Published: January 1, 2025

Rebekah Brace

Rebekah Carter

If you thought the introduction of generative AI was revolutionary, we’re about to enter a whole new era. Agentic AI is here, and it’s set to transform how human beings and machines interact forever. Imagine an AI-powered agent that doesn’t just answer questions about how to create the perfect marketing strategy – it does the research, creates the content, and monitors the results for you.

Or how about an AI-powered solution that can optimize inventories on the fly, streamline your supply chain, and keep partners up to date? That’s the promise of agentic AI – bots that can complete a wider range of tasks autonomously, acting as an actual “member” of your enterprise team.

So, what exactly is agentic AI? How does it work, and what are the opportunities offered by this new generation of artificial intelligence? Here’s everything you need to know.

What is Agentic AI?

Agentic AI, otherwise referred to as “autonomous AI”, are advanced systems that can make decisions and take multiple actions on their own, to achieve certain goals. They adapt in real-time, solve multi-step problems, and use sophisticated reasoning to minimize the need for human intervention.

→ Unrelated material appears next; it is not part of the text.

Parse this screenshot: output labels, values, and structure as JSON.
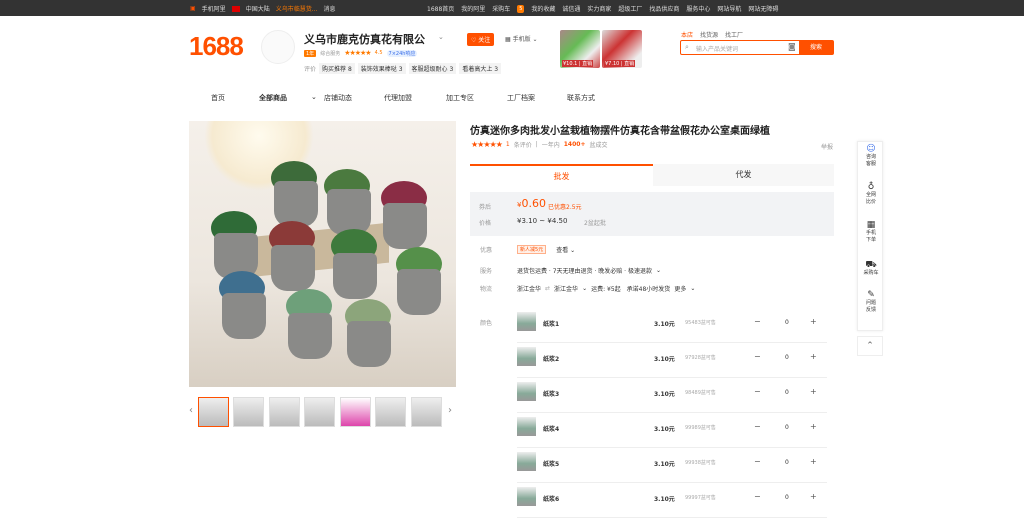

Traditional AI models and generative AI bots focus on completing individual tasks. They respond to prompts or do specific things – like creating content for a social media post. But these tools are ultimately “reactive” – they respond to human beings and what we tell them to do.

Agentic AI still needs to be “programmed”, but it’s more proactive. Agentic bots can ingest and analyze vast volumes of data from multiple sources to independently detect challenges, develop strategies, and execute problem-solving tasks.

They use “chaining” capabilities to take a sequence of actions in response to a single request – breaking down the process of getting to an end goal into various steps. For instance, if you asked an agentic AI tool to build a website it would potentially:

  • Develop a website structure and set of wireframes
  • Create content for each critical page
  • Write the necessary backend code with HTML, CSS, and Java
  • Design and incorporate visuals and graphics
  • Test the system for bugs and responsiveness

How does Agentic AI Work?

To achieve a new level of autonomous decision-making, agentic AI systems rely on a wide range of different technologies, from machine learning, to autonomation technologies, natural language processing, and more. While many agentic AI systems harness similar creative abilities to generative AI models, like ChatGPT, they’re different in various ways.

They’re focused on making decisions and “executing” tasks, more than creating content, and they don’t rely as heavily on specific human prompts. Instead, they’re set to achieve specific goals or objectives, like maximizing sales or improving customer experiences.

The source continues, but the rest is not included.